Impetus / kundera

A JPA 2.1 compliant Polyglot Object-Datastore Mapping Library for NoSQL Datastores.Please subscribe to:
http://groups.google.com/group/kundera-discuss/subscribe
Apache License 2.0
903 stars 233 forks source link

Selecting maximum rows of data and preventing specific log from being triggered #712

Open cherry316 opened 9 years ago

cherry316 commented 9 years ago

Hello, good day.

I have 2 queries:

  1. Is it possible to fetch 1,000,000 rows of data from a Cassandra table? So far, I can only get 100,000 rows of data using the command below. If I set setMaxQuery to 200K to 1M, errors will appear in my console.

    Query query = em.createQuery("SELECT u from Users u"); List list = query.setMaxResults(100000).getResultList();

  2. Is it possible to prevent/forbid these logs below from appearing in my console, from being triggered? It seems that the process of fetching data from Cassandra to java is taking too long because of these.
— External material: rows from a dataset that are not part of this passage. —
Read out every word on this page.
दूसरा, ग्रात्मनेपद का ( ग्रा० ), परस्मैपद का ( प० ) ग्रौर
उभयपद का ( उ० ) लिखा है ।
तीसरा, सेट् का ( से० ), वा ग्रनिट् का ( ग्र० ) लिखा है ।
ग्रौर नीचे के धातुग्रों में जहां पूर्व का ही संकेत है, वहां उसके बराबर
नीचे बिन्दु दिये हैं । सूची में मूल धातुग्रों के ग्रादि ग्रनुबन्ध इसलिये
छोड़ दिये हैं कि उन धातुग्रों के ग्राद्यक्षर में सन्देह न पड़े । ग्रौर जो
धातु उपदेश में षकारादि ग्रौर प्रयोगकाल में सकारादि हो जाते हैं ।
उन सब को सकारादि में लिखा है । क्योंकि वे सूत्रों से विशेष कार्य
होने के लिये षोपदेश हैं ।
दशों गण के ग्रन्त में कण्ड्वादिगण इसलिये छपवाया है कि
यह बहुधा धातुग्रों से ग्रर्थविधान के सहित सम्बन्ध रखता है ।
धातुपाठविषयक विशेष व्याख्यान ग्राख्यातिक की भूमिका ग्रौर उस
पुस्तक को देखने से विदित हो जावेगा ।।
Let say if I fetch 50 rows of data, there will be 50 lines of such log will also appear in my console . . . . 09:22:35,795 INFO com.impetus.client.cassandra.CassandraClientBase Populating data for entity of clazz class entities.Users and row key 788349. 09:22:35,811 INFO com.impetus.client.cassandra.CassandraClientBase Populating data for entity of clazz class entities.Users and row key 995749. 09:22:35,811 INFO com.impetus.client.cassandra.CassandraClientBase Populating data for entity of clazz class entities.Users and row key 529979. 09:22:35,811 INFO com.impetus.client.cassandra.CassandraClientBase Populating data for entity of clazz class entities.Users and row key 563775. . . .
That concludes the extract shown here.